Hatta bu dünya öyle günahkar bir yerdir ki bazen masum insanlar bile bu günahların bedelini ödemek zorunda kalır; aynı zamanda, bu dünya öyle huzurlu bir yerdir ki bazen bir günahkar bile huzur içinde yatar.
Kışın geceler soğuk ve uzundu. İnsanın sıkıntıdan çığlık atası geliyordu. Ama gündüzler de bir o kadar keyifli geçiyordu. Her an gülmek gerekiyordu, yoksa gecenin kaçınılmaz gelişini telafi edecek hiçbir şey kalmayacaktı.
Onları günün birinde teslim alacağını sezdikleri karanlıkla karşılaşınca, birbirlerine sarılan iki çocuk gibi kenetlendiler. Ve boğulan insanların çaresizliğiyle birbirlerine tutundular.
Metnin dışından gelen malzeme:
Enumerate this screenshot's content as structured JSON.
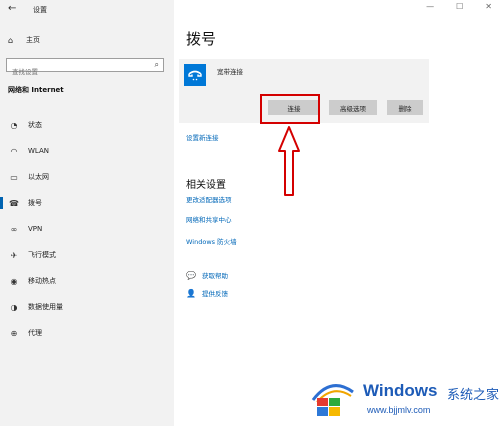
{
  "window": {
    "back_glyph": "←",
    "title": "设置",
    "minimize_glyph": "—",
    "maximize_glyph": "☐",
    "close_glyph": "✕"
  },
  "sidebar": {
    "home_label": "主页",
    "search_placeholder": "查找设置",
    "section_title": "网络和 Internet",
    "items": [
      {
        "label": "状态",
        "icon": "status-icon",
        "glyph": "◔"
      },
      {
        "label": "WLAN",
        "icon": "wifi-icon",
        "glyph": "◠"
      },
      {
        "label": "以太网",
        "icon": "ethernet-icon",
        "glyph": "▭"
      },
      {
        "label": "拨号",
        "icon": "dialup-icon",
        "glyph": "☎"
      },
      {
        "label": "VPN",
        "icon": "vpn-icon",
        "glyph": "∞"
      },
      {
        "label": "飞行模式",
        "icon": "airplane-icon",
        "glyph": "✈"
      },
      {
        "label": "移动热点",
        "icon": "hotspot-icon",
        "glyph": "◉"
      },
      {
        "label": "数据使用量",
        "icon": "data-usage-icon",
        "glyph": "◑"
      },
      {
        "label": "代理",
        "icon": "proxy-icon",
        "glyph": "⊕"
      }
    ],
    "active_index": 3
  },
  "main": {
    "title": "拨号",
    "connection": {
      "name": "宽带连接",
      "connect_label": "连接",
      "advanced_label": "高级选项",
      "delete_label": "删除"
    },
    "setup_link": "设置新连接",
    "related_title": "相关设置",
    "related_links": [
      "更改适配器选项",
      "网络和共享中心",
      "Windows 防火墙"
    ],
    "help": {
      "get_help": "获取帮助",
      "feedback": "提供反馈"
    }
  },
  "watermark": {
    "brand": "Windows",
    "subtitle": "系统之家",
    "url": "www.bjjmlv.com"
  },
  "colors": {
    "accent": "#0078d7",
    "link": "#0067b8",
    "highlight": "#d40000",
    "sidebar_bg": "#f2f2f2",
    "button_bg": "#cccccc"
  }
}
Günün kısa yaşamını takip eden gecenin hiçliğinin dibine vurmak üzere olduklarını hissediyorlardı. Ruhları bedenlerine tutunmak için fazla zayıftı; sanki ölümün yakında geleceğini ve ruhlarının cılız ateşini koruyan şehvetli etlerini sıyıracağını biliyormuş gibi, hayatın ne kadar uzun sürerse sürsün aslında kısa olduğunu çünkü sonu gelen her şeyin kısa olduğunu biliyormuş gibi, birbirlerini sıkıca kucaklıyor ve asla bırakmıyor, dudaklarını birleştiriyor ve araya bir şey girmesin diye bir an olsun ayırmıyor, gece gündüz, çocuk kıza acı vermekten ve kız yaralanmaktan başka bir şey arzulamıyor, gelecekteki anlarda ne kadar ölü veya insanlıklarından mahrum olacaklarını önemsemeksizin, birlikte geçirdikleri her an, en azından o an için, hayatta olduklarını yakıcı bir şekilde hissediyorlardı.